Saturday, June 24, 2017

Strict Justice vs Pactum Justice


I've been considering afresh the relationship of pactum justice with respect to Adam in the CoW and how that relates to strict justice in redemption. With Adam the reward would've been disproportionate to the work. The justice would not have been according to strict justice but rather according to an agreement to over pay Adam, a pactum justice if you will. The value of the work would not have intrinsic value. No problem there I trust. 

I do find that in redemption our reward though received by grace alone is according to strict justice. The passive obedience part that deals with our demerit is more obvious perhaps, but I think some who focus on active obedience have no place to ground strict justice with respect to our right standing before God. Let me frame the dilemma and then try to solve it, but before that I'll try to address the easier part having to do with strict justice as it relates to our demerit. 

The one time sacrifice was sufficient payment to satisfy God’s strict  justice. The divine nature was required so that satisfaction could be actually intrinsic to the work. Our demerit needed the incarnate Son of God to pay for the sins of His people, for one thing to keep his human nature from sinking under God's infinite wrath. Christ being God could render God propitious and truly provide full satisfaction, a strict just payment for our sins. That's the more obvious part. No issues I trust.

The dilemma:

The Son assumed the terms of the covenant that offered a disproportionate reward for works done as a human being. So, regarding the active obedience part, I don’t see how pactum justice can be avoided and strict justice obtained if our positive merit is predicated solely on Christ fulfilling the original terms of the covenant and we grant that those original terms were according to pactum justice. I think that’s the necessary implication of a position that limits our positive standing to that which we receive only by the active obedience of Christ. If the Son took on the terms of the original covenant and if those terms offered disproportionate reward via pactum, then it stands to reason that our right standing is not according to strict justice. 

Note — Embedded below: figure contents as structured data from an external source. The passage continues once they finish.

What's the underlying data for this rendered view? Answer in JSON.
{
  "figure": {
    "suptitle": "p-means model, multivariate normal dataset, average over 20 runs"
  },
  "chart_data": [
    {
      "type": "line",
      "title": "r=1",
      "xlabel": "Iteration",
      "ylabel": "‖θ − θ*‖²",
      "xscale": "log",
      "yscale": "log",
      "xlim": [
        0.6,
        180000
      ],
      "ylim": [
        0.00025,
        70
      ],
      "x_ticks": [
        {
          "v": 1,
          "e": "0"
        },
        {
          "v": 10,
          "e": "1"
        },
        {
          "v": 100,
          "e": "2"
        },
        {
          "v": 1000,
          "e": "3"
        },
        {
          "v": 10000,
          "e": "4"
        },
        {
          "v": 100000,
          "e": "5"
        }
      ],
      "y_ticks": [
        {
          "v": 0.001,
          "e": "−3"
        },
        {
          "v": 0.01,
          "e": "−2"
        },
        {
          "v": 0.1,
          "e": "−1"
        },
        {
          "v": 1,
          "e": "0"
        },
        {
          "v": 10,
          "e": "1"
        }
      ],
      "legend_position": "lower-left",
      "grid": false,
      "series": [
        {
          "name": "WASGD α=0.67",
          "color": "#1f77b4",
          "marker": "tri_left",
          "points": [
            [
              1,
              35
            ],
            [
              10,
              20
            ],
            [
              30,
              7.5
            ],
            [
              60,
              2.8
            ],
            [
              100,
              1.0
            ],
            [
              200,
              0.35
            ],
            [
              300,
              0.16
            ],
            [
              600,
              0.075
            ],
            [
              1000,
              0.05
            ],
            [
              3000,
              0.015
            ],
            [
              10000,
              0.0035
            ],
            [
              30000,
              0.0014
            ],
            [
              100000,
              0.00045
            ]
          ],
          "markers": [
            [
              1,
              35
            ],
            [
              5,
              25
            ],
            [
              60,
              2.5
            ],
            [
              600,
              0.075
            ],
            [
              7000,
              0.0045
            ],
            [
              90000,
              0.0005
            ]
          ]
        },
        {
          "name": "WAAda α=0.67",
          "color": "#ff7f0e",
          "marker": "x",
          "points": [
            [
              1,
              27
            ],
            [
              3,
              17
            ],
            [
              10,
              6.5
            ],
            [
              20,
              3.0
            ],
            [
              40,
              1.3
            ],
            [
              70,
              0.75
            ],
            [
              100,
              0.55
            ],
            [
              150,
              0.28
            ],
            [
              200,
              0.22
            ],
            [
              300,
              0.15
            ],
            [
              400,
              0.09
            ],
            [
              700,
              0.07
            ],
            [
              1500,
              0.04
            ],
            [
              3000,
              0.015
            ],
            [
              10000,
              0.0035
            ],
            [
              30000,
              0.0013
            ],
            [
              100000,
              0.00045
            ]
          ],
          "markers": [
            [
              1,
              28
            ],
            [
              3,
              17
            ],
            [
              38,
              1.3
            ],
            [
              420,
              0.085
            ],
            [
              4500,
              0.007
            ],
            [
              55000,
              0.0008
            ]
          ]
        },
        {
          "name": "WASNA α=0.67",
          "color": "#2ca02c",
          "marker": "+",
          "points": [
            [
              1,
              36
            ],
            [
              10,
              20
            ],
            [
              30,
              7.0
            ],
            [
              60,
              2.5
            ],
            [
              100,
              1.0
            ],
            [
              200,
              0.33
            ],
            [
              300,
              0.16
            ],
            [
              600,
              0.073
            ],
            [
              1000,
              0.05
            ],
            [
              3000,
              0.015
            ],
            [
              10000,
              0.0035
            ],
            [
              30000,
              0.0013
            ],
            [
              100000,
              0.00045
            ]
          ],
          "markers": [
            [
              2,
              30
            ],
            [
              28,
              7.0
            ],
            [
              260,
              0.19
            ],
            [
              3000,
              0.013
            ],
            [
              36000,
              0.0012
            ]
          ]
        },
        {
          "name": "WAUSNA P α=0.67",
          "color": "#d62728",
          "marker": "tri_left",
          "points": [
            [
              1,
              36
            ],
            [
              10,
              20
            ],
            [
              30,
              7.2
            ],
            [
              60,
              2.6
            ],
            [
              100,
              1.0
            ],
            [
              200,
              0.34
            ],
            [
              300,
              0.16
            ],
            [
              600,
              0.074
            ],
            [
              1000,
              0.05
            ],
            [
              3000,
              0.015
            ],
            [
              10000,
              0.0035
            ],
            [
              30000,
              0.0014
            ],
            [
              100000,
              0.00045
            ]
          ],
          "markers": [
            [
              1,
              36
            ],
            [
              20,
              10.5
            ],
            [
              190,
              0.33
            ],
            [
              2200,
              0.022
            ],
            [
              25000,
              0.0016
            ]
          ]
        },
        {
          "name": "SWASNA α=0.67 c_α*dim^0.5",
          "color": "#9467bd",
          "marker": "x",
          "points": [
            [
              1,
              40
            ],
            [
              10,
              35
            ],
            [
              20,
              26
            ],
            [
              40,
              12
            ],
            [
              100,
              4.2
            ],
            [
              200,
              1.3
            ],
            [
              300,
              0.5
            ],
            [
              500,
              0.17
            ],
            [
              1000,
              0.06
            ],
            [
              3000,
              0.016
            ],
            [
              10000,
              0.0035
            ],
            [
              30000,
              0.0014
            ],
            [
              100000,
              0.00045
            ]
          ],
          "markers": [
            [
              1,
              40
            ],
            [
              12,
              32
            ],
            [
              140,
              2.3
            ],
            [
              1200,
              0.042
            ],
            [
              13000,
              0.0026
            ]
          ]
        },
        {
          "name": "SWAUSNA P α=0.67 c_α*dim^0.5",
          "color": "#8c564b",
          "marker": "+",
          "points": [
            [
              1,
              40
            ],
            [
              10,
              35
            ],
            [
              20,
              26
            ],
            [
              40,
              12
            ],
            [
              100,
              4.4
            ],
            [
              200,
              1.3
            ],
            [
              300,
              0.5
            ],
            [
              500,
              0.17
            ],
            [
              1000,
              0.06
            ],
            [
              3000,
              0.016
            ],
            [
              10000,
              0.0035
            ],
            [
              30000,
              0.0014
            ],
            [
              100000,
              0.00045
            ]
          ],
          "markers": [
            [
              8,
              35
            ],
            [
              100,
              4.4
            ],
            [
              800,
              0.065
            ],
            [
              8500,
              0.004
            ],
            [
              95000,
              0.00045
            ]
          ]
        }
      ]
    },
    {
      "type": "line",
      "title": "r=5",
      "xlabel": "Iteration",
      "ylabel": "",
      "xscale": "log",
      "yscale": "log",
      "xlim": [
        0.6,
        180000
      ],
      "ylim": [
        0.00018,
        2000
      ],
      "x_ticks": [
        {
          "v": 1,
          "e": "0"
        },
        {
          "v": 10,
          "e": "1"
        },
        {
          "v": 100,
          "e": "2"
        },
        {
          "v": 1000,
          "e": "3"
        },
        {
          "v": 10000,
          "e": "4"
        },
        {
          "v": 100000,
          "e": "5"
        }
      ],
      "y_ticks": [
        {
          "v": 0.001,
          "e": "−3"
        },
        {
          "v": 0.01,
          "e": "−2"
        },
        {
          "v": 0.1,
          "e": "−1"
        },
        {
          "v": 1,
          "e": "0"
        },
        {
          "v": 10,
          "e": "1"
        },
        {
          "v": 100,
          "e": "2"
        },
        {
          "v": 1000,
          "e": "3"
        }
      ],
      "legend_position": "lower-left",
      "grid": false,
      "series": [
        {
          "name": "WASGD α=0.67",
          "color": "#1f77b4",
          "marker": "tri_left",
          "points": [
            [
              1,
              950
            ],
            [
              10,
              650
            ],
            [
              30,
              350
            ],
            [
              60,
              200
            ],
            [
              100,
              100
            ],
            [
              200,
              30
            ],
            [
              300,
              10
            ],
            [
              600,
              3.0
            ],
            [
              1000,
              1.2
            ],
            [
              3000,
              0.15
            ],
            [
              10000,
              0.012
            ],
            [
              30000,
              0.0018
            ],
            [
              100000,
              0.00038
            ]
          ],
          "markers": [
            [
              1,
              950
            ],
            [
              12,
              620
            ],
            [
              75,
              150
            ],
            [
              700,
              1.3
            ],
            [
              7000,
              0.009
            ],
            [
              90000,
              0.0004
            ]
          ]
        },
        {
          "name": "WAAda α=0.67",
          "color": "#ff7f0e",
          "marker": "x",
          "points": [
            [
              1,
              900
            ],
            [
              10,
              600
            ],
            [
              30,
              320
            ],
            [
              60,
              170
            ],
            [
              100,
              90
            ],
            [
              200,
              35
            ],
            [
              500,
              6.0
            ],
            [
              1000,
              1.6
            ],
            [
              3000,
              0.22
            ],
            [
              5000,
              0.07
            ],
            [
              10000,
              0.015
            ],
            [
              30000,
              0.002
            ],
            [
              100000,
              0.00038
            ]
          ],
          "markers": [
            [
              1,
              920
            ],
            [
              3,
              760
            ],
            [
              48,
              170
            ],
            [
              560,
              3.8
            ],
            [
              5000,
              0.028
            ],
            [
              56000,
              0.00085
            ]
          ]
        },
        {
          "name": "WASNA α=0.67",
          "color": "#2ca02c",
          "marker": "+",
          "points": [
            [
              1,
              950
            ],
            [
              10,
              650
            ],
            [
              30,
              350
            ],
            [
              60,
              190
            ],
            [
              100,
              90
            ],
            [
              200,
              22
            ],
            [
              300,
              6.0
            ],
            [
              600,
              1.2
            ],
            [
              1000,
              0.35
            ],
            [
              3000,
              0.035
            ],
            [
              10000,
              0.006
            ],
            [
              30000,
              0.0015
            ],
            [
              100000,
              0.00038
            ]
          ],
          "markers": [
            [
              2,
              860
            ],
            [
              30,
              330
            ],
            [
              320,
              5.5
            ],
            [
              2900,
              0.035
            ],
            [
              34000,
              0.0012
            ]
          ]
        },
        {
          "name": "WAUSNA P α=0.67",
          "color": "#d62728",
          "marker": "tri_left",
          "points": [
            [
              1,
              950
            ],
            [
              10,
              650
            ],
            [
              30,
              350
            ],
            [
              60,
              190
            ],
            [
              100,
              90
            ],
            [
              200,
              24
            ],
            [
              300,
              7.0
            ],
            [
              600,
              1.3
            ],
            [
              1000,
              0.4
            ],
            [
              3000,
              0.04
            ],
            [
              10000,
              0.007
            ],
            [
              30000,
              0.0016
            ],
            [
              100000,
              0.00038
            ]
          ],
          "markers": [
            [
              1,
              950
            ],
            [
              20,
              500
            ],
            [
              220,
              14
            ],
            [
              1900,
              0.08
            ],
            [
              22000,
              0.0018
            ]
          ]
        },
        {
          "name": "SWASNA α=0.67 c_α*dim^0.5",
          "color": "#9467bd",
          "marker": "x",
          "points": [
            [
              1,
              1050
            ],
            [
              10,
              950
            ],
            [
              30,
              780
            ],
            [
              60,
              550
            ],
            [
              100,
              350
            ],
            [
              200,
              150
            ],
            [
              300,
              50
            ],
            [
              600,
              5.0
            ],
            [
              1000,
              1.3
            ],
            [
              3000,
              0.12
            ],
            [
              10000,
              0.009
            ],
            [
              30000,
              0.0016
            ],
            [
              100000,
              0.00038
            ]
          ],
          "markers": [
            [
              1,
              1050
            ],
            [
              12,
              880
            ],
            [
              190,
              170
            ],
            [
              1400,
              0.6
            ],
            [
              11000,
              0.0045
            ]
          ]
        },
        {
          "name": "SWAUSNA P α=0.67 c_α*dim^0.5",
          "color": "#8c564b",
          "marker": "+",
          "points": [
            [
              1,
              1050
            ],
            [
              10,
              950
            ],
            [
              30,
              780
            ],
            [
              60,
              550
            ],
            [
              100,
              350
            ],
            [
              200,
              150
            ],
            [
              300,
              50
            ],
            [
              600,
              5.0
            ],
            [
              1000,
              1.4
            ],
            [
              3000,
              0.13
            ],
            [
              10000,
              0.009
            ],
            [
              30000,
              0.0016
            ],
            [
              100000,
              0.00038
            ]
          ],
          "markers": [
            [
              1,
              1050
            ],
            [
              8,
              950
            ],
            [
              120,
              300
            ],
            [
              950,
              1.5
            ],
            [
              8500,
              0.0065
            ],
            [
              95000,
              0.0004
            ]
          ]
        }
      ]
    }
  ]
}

We should look at this from another angle:

Although the required work was essentially* (footnote) the same for both Adams and, therefore, disproportional to the reward, in our receiving of the whole person of Christ and not merely His obedience in the economy of redemption we do find strict justice. In other words, by union with Christ we are by grace rightful co-heirs to the heavenly Jerusalem etc. Not by His work only but by our union with the architect himself. I think if we want to speak of our reward of all things in Christ being strictly just, then I think we need to abandon the notion of merely obedient-merit imputed and start thinking in terms of Christ’s perfection being imputed in union. I fear this is eclipsed in certain quarters. Where do we ground strict justice if all Christ did for us was obey as the Second Adam in our stead as opposed to taking us into union with Himself? We have by grace what the Son has by nature and we receive that in union with Christ. I think some constructs that emphasize active obedience fail to do justice to the implications of union with the perfections of Christ – the whole Christ, which includes yet exceeds his work of obedience. There's not a strict parallel to Adam, nor is there one in Romans 5.

Footnote:

*Of course Christ had a harder task. Adam had to be obedient in a world with the serpent but not in world with human disciples of the serpent.